By Carl Hoffman
In 1960 the “city” of Abu Dhabi was nothing but dust and sand and a few thousand fishermen and pearl divers on the shores of the Arabian Sea. Today, amid the steel and glass, the Ferraris and Escalades, it’s easy to forget that older, forgotten village—except for tucked away patches like the fish market.
Fresh fish is auctioned off before dawn to vendors and restaurants in Abu Dhabi. Photograph by Dave Yoder, National Geographic |
Dozens of graceful wooden dhows crowd the wharf, built as they have for centuries with high sterns and low, curving sheer lines. Boats come and go daily, piled with stacks of wire fish traps, each usually spending a few days at sea before returning with their catch early in the morning hours before dawn.
It’s an ageless ritual, the catch laid out in small baskets in long, perfect rows and columns on the docks. Crabs and grouper. Barracuda and kingfish. Tuna and small sharks. An auctioneer walks down the rows, followed by a crowd of fishermen and buyers, calling out prices and purchases in a fast singsong.

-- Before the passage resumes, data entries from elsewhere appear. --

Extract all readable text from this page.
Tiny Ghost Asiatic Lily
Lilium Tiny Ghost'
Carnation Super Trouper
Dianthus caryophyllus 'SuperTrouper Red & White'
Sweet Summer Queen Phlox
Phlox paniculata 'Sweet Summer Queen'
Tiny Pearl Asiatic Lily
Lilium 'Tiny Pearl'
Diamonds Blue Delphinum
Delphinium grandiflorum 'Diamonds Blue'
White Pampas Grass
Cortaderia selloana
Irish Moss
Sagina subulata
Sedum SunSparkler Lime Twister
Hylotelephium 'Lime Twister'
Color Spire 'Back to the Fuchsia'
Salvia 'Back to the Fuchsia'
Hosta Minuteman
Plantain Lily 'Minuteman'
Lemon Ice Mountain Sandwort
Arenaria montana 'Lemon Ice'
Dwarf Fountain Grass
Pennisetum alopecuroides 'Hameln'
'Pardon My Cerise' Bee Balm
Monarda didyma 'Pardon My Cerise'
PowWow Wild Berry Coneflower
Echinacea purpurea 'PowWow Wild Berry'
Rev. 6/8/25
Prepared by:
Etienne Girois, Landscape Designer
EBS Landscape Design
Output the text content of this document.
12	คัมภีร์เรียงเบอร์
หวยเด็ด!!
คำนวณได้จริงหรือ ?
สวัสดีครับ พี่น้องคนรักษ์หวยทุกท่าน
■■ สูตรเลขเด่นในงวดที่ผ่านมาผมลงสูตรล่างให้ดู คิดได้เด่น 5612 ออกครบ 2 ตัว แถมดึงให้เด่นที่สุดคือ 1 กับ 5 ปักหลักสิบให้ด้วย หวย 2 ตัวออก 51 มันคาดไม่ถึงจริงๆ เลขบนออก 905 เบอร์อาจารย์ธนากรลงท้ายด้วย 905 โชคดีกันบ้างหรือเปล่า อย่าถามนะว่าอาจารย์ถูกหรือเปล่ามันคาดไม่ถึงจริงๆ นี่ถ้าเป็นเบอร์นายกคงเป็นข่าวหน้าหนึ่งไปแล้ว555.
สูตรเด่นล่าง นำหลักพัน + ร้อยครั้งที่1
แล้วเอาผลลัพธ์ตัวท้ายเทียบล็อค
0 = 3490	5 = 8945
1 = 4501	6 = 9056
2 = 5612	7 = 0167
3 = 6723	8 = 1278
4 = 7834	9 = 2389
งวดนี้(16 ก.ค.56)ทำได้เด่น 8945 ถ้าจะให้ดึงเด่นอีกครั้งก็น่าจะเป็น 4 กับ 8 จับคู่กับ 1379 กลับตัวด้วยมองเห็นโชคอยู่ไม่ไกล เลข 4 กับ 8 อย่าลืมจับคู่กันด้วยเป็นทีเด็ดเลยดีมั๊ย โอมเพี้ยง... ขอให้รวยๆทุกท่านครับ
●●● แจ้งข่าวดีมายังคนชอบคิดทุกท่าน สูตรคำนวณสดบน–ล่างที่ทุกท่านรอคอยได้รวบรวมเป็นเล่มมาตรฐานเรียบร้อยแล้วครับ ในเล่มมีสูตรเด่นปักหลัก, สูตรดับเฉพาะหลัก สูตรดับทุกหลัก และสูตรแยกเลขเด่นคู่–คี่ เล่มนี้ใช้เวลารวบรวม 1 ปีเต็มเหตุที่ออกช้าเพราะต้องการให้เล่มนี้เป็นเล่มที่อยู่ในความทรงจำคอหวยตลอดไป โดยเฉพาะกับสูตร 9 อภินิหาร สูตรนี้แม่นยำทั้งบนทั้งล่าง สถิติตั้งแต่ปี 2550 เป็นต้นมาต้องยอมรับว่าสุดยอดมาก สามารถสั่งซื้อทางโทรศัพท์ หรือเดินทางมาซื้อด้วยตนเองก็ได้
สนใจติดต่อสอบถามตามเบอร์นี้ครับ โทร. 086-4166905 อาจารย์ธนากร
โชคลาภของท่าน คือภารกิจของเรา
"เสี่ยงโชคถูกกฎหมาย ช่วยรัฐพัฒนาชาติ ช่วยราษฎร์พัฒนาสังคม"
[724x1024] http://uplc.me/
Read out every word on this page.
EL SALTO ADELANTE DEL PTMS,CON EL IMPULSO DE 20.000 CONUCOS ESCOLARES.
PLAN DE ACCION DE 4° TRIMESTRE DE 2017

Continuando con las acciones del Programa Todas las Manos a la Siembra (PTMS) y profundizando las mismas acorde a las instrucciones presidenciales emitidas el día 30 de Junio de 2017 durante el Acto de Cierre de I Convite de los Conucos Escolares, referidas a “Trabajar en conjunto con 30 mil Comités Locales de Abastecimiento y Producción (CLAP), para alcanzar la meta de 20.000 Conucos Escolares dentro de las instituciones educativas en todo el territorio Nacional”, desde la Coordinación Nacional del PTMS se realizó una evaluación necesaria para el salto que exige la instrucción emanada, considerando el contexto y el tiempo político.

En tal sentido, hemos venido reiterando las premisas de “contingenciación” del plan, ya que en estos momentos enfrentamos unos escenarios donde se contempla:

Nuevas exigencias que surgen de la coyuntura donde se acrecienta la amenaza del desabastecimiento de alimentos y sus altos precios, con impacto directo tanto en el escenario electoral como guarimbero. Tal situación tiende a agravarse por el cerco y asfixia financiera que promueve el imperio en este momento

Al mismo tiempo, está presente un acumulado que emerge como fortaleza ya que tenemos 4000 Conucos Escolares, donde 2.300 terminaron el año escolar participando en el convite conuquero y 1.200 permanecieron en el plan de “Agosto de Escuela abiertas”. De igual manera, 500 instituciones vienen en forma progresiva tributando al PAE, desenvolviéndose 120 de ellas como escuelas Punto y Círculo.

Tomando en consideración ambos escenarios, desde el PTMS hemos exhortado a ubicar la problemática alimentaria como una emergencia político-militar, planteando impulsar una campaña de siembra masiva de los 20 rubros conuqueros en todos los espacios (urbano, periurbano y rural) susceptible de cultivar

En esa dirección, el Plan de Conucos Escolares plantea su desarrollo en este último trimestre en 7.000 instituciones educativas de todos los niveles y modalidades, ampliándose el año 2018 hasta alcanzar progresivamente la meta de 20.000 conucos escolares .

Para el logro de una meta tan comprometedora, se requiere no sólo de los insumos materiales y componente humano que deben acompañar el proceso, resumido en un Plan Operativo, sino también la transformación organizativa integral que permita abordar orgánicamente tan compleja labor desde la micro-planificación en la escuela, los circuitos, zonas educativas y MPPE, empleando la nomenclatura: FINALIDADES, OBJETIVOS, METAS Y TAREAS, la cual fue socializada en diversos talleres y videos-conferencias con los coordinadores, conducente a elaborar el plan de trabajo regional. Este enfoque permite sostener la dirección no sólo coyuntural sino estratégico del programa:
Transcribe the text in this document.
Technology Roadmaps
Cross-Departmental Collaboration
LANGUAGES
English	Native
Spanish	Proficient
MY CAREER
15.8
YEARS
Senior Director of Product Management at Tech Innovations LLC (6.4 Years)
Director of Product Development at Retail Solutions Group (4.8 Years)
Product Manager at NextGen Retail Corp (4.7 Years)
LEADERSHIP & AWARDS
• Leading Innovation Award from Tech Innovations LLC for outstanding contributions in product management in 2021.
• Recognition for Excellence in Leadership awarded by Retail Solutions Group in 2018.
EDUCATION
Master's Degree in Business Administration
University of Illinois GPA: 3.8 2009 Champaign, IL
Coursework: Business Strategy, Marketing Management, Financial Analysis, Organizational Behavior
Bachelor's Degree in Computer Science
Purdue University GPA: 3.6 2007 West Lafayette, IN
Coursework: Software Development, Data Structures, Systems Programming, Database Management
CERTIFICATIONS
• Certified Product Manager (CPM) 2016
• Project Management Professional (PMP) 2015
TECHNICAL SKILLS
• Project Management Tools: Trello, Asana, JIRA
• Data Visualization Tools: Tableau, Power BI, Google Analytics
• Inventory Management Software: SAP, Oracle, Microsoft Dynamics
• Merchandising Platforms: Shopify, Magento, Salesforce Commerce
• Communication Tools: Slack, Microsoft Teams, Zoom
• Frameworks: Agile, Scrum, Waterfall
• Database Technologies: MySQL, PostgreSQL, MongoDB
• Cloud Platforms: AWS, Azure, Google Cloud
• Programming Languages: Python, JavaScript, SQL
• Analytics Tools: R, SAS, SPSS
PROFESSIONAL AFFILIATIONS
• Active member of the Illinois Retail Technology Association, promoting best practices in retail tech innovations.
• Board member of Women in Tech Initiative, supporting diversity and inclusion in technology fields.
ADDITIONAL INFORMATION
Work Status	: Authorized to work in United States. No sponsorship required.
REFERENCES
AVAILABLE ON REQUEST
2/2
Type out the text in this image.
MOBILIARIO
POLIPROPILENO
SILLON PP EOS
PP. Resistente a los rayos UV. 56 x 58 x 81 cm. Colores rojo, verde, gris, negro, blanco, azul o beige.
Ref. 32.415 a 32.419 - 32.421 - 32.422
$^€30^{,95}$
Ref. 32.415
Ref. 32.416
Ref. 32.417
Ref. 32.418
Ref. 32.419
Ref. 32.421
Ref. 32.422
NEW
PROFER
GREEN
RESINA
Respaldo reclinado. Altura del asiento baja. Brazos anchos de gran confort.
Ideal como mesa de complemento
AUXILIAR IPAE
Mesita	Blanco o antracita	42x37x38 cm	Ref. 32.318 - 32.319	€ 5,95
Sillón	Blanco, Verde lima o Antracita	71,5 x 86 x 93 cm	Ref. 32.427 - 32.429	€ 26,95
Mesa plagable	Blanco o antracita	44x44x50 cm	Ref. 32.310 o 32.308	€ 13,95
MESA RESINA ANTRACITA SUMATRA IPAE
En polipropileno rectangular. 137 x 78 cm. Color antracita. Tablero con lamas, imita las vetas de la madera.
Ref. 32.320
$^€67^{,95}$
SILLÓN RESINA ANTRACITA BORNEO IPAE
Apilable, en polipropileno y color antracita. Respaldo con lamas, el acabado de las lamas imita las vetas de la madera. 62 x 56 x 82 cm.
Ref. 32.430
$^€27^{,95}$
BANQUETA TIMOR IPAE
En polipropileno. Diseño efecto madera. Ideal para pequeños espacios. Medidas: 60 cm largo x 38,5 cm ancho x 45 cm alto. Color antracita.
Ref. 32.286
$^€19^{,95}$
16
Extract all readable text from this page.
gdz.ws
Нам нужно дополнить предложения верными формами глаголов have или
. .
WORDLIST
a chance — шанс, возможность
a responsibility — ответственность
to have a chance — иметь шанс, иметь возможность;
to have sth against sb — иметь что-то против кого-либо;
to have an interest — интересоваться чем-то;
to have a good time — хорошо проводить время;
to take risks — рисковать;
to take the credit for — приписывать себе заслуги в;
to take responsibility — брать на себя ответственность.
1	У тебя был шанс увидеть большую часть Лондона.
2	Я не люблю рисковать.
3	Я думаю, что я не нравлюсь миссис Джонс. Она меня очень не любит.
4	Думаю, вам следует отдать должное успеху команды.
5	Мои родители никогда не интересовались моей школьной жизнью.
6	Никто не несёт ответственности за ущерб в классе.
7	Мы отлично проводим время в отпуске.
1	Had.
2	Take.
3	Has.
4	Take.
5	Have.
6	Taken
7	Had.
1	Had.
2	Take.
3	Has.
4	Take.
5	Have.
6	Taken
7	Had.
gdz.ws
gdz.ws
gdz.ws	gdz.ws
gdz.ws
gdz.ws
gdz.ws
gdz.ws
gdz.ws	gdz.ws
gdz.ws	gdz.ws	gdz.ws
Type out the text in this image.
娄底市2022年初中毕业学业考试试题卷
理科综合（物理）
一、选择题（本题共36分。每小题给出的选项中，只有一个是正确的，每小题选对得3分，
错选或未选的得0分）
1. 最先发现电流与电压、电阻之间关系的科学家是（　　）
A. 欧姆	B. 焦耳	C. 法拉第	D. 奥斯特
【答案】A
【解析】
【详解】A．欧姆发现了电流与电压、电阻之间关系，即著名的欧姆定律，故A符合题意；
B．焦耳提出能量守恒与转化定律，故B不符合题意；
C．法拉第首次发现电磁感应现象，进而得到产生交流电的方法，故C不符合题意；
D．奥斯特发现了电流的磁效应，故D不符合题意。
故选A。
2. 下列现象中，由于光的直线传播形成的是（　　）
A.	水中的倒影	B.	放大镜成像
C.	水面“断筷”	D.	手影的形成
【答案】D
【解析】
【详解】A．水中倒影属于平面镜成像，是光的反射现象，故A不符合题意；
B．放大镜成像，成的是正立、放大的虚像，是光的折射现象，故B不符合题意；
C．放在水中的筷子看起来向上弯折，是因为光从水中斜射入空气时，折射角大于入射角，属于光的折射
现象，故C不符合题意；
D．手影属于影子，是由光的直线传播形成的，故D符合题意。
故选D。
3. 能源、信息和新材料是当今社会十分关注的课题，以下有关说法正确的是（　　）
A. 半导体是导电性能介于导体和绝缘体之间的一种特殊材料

As the sun rises, the action shifts to the cool, tiled inside of the market proper, where the local catch is joined by others from throughout the Gulf, and Indian fishmongers in hairnets call out their wares, a lovely smorgasbord of silver fin and tail and eye. Outside, the dhow crews wash up around buckets in the hot afternoon sun and sit around piles of rice and curried crab. A hungry visitor has two choices: Befriend the crews and get invited to a rustic lunch or buy a fish and have it cleaned and cooked at one of the stalls at the market’s edge.